The following day, I said good-bye to Karashima-san, knowing that this would not be the last time I’d stop at Seiryo So ryokan. Before leaving the surrounding area altogether, I ventured out to one more onsen hot spring at Takenoyu Jigokudani Onsen Yuka. Takenoyu, or simply called Yuka, attracts many visitors for its high-quality baths and the hot spring facilities’ rustic atmosphere. Ishimatsu-san, who runs the onsen, designed Yuka in such a way that customers can relax fully in the tranquility of the surrounding natural landscape. As I walked past bathhouses nestled in the forest, it felt as if I were leaving civilization and into a retreat away from the stresses of modern-day living.
I grew fond of the hinoki cypress bath from my time at Horei-no-yu, so I chose it again at Yuka. To my delight, Ishimatsu-san took me to a bathhouse that had two cypress baths! I spent a glorious hour going back and forth between the two tubs while being treated to nature’s concert of singing birds and rustling of leaves outside the window of my private bath.

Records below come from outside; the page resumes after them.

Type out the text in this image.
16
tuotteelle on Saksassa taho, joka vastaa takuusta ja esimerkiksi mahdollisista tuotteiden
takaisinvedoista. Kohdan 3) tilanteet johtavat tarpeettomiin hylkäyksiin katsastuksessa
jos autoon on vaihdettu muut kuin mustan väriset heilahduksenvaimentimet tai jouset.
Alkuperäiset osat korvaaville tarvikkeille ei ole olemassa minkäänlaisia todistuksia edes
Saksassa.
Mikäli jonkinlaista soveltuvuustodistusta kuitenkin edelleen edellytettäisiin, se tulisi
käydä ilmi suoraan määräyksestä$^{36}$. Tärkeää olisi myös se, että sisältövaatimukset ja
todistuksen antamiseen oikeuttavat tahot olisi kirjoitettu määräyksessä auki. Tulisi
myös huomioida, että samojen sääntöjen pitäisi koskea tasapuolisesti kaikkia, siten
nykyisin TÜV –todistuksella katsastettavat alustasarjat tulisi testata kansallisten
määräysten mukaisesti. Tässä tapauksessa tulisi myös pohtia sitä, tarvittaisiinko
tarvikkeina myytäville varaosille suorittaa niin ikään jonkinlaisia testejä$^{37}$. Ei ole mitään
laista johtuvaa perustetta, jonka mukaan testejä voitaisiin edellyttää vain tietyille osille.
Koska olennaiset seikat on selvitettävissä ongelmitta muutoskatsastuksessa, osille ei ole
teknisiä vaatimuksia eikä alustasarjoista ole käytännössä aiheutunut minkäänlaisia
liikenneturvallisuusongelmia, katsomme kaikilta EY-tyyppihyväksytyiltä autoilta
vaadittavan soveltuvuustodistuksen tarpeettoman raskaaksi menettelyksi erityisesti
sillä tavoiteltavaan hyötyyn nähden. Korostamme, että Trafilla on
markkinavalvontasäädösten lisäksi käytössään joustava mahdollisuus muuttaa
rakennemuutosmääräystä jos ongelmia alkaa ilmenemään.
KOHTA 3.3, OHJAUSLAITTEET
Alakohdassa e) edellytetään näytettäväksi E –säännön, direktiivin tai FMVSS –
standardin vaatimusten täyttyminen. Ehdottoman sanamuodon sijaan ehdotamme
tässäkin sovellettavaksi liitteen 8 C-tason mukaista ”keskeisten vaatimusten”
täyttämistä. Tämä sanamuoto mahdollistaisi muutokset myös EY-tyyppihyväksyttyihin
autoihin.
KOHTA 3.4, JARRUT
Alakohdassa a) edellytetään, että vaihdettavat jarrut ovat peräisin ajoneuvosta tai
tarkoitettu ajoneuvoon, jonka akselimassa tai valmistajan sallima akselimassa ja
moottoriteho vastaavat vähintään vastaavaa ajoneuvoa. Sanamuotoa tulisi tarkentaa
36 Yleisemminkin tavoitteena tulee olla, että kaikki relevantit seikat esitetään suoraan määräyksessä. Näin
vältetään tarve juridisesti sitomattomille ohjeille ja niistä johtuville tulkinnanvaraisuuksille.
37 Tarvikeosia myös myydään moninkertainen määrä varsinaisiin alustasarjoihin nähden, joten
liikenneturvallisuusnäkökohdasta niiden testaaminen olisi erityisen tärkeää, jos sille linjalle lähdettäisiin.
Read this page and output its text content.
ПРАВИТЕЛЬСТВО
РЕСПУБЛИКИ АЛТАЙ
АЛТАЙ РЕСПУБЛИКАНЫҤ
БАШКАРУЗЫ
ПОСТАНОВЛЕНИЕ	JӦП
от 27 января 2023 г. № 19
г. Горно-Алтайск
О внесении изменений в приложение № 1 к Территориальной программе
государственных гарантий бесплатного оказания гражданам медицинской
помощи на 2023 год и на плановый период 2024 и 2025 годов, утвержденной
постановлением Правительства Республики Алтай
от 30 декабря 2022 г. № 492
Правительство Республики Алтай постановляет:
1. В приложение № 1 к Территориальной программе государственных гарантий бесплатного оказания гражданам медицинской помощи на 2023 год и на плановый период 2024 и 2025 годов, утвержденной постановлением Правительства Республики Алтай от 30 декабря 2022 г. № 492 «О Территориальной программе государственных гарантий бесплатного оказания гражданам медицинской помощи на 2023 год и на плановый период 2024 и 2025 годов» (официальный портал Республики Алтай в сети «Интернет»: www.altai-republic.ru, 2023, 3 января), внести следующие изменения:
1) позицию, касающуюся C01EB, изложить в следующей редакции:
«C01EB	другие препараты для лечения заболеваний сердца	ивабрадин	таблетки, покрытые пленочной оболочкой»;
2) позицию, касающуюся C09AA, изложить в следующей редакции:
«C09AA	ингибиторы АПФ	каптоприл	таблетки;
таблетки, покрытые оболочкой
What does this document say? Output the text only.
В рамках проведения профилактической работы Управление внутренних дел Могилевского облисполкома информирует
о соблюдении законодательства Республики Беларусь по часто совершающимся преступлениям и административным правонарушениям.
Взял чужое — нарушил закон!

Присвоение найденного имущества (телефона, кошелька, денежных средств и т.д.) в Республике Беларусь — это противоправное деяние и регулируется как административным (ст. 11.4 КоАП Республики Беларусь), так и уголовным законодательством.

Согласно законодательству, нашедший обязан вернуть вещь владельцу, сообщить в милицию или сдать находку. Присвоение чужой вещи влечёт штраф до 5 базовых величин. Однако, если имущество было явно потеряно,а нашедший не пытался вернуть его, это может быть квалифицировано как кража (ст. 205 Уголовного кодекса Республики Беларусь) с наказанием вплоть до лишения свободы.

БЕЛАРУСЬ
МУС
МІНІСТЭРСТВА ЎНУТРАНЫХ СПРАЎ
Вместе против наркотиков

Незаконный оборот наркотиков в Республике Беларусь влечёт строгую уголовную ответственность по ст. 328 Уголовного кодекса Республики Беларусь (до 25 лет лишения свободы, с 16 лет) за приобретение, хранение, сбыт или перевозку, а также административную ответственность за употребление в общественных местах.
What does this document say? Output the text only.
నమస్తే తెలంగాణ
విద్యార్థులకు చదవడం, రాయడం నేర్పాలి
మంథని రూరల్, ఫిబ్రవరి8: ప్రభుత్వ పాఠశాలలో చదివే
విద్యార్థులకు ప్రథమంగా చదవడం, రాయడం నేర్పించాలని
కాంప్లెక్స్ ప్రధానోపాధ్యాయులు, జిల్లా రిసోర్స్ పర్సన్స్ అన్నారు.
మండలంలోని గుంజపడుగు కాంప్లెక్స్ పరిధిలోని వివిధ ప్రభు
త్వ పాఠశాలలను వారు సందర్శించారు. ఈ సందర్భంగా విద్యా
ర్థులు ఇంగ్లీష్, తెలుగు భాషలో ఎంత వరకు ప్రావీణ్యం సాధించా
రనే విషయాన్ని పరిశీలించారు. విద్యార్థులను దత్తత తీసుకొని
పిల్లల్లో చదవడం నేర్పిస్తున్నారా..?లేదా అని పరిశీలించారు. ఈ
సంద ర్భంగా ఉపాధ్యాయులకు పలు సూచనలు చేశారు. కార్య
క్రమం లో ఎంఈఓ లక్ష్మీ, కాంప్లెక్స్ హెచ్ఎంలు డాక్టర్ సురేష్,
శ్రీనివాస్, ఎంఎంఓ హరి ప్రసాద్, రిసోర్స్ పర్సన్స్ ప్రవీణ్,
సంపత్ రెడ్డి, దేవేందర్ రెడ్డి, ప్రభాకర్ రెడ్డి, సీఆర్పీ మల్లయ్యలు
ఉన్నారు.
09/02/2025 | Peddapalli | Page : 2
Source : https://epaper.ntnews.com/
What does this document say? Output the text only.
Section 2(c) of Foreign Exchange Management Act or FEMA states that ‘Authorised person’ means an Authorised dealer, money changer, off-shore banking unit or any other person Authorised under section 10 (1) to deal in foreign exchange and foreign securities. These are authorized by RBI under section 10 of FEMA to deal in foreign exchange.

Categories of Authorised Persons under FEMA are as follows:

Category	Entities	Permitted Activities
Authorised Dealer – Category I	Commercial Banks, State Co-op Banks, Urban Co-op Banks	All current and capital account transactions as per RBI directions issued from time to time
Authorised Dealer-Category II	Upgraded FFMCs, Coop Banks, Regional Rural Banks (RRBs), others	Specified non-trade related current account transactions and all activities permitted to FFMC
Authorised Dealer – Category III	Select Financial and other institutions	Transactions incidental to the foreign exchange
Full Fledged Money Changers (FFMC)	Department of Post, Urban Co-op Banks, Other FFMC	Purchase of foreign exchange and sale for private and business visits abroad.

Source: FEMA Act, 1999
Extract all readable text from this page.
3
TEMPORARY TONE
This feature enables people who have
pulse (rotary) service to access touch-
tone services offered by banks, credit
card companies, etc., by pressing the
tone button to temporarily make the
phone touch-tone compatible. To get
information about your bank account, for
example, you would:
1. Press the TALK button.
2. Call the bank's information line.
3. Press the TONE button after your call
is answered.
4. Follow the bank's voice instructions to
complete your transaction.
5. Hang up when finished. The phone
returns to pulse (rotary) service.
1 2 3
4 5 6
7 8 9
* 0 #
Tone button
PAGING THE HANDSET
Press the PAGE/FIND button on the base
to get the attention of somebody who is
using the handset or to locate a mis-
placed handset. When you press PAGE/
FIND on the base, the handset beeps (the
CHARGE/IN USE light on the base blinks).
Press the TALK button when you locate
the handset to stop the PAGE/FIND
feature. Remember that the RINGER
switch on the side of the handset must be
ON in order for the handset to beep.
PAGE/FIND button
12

The perfect way to end my time in the Waita Onsen Village area was to have soba buckwheat noodles for lunch at Waremokou. Waita’s moderate temperature and low humidity make it an ideal region for making soba. The restaurant prides itself on its freshly-made soba, and its firm texture and delicate flavors lived up to its billing. Every dish in my Suzuranzen lunch set had soba in it, from the salad to the porridge and the grated yam soba. Even my dessert was a delicious soba-flavored sherbet! Have you ever heard of the debate between which is better: udon noodles or soba noodles? Visiting Waremokou might swing you into a life-long fan of soba.
When it comes to relaxation and stress relief, Waita Onsen Village in Kumamoto was an unforgettable experience for me, complemented by its people’s warm hospitality. If you’re looking to relax in a soothing private hot spring bath surrounded by majestic natural scenery and experience small-town traditional Japanese culture, then make the serene Waita Onsen village your first onsen destination.